Какие страсти, какие стремления могут сравниться с этой неумолимой потребностью, быть может, лучше сказать, с глубоким инстинктом?
Прежде всего, конечно, любовь - плотская человеческая любовь, в ее низших и в самых высоких сублимированных формах, любовь Катерины Измайловой, пренебрегающая всеми препятствиями, и любовь Данте к Беатриче. Но неизбежность, необходимость такой любви легко понять: она объективно есть проявление необходимости продолжения рода. Ветви этого рода, не обладающие генетически заложенным в них инстинктом любви, обречены на вымирание. Человечество, лишенное любви, не могло бы сложиться и дожить до наших дней.
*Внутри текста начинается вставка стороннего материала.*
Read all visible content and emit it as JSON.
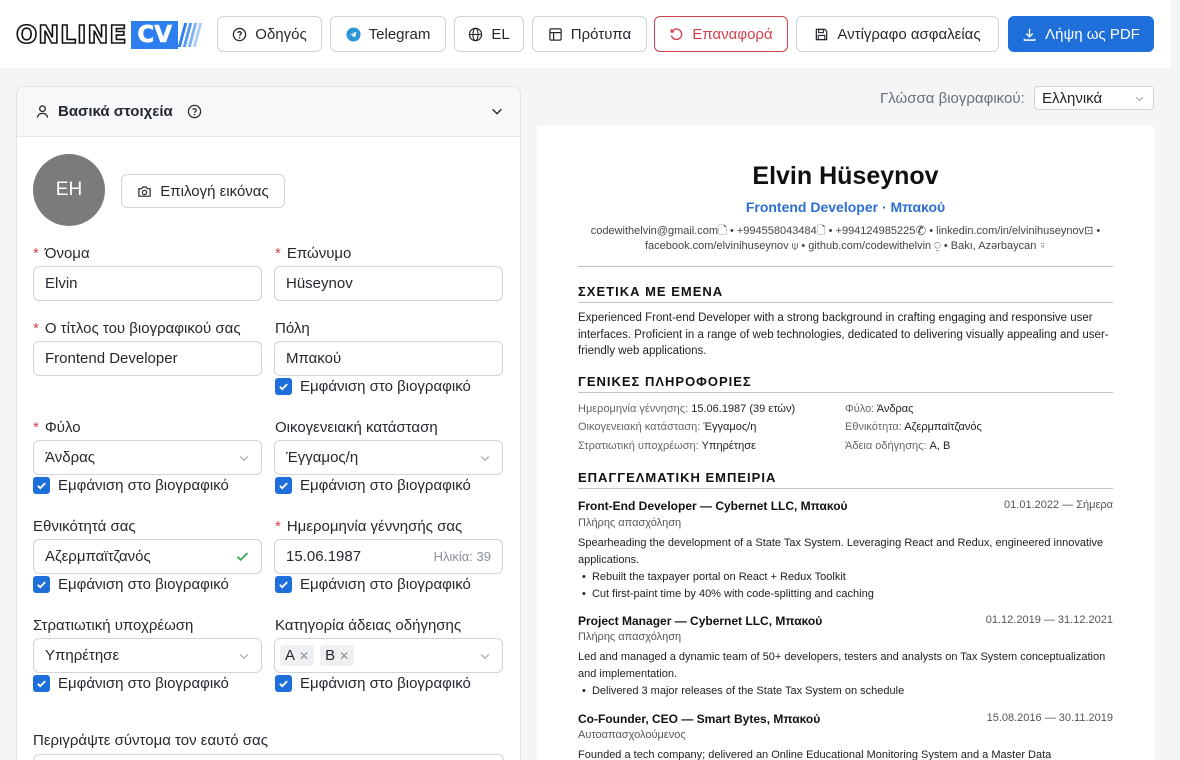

Другая подобная сила, материнская, - вообще родительская любовь, разумеется, объективно объясняется необходимостью сохранить беспомощного младенца в тех ужасающе тяжелых условиях, в которых он оказывается, покидая чрево матери. Мутации, которые порождали индивидуумов, не обладающих инстинктом родительской любви, не сохраняли своего потомства и потому этот генотип был обречен на вымирание. Возможно, материнская любовь в наступающие эпохи не будет иметь биологического оправдания, в частности, если станет возможным внеутробное развитие зародыша. Здесь мы можем утешать себя только тем, что этот инстинкт генетически заложен достаточно прочно и сохранится еще много тысячелетий [1]
Еще одна такая "страсть" - стремление ощутить радость борьбы, находящее проявление в воинской доблести, многократно воспетой поэтами и художниками прошлых веков и тысячелетий безотносительно к одушевляющей борьбу высокой идее: "Есть упоение в бою..." Эта готовность убивать с риском самому быть убитым присутствует и в героизме воинов при Фермопилах, вдохновленных стремлением защитить свою родину, и в бессмысленном кулачном бою "стенка на стенку", и в охотничьей страсти. Она с успехом используется уже много тысячелетий то в целях завоевания новой жизненной территории для властителей, то в целях защиты имущества этих властителей под прикрытием разнообразных помпезных слов. В наше время она становится атавизмом и без освящающей ее высокой идеи вообще не может быть оправдана.
Существует, видимо, и своего рода "инстинкт" творчества - потребность созидать. Ей подчинены и ребенок, строящий из мокрого песка крепость на берегу моря, и Эдисон, изобретающий ежедневно и еженощно в течение многих десятилетий, и строитель египетской пирамиды, и юноша - доброволец, участвующий в сооружении енисейской плотины. Но и эта "страсть" имеет объективное основание, еще более очевидное, чем перечисленные ранее: без созидательного начала человечество не могло бы выстоять в борьбе с природой.
Есть, наконец, и высокая страсть познания мира - та, которая для Архимеда перед лицом вражеского солдата была сильнее инстинкта защиты своей жизни; та, ради которой терпели приниженное положение в обществе и не жалели самой жизни ученые всех прошедших веков - от средневековых монахов, нередко обвинявшихся в колдовстве, до Джордано Бруно. Та, которая гнала к полюсу Пири, Амундсена, Скотта и Седова. Та страсть к научному познанию, которая, если она овладевает человеком, делает все прочее неважным.
Очевидно, что это стремление к познанию окружающего мира тоже объективно обусловлено важнейшей задачей использовать природу, разумно организовать общество и вообще выработать целесообразное поведение, которое обеспечивает жизнь человеческого рода. Несомненно, эта потребность была, есть и будет обязательным условием существования человечества.
Уже здесь следует заметить, что необходимое познание мира не ограничивается познанием материальной его основы, но предполагает познание и общественной среды и "самого себя". Это существенно иной предмет, и естественно ожидать, что используемые здесь методы, способы имеют свою специфику. Конечно, они не настолько различны, чтобы между ними существовала резкая граница. Методы "точных наук" все более внедряются в психологию, социологию, филологию. Однако, не говоря уже о том; что существуют науки, "крайние" в отношении возможности использования таких методов (этика и эстетика), что существует искусство, все они не поддаются (и вряд ли когда-либо поддадутся) подобным "научным" методам в том самом главном, что составляет их специфику. Даже, например, в психологии, социологии и филологии эти методы играют явно вспомогательную роль.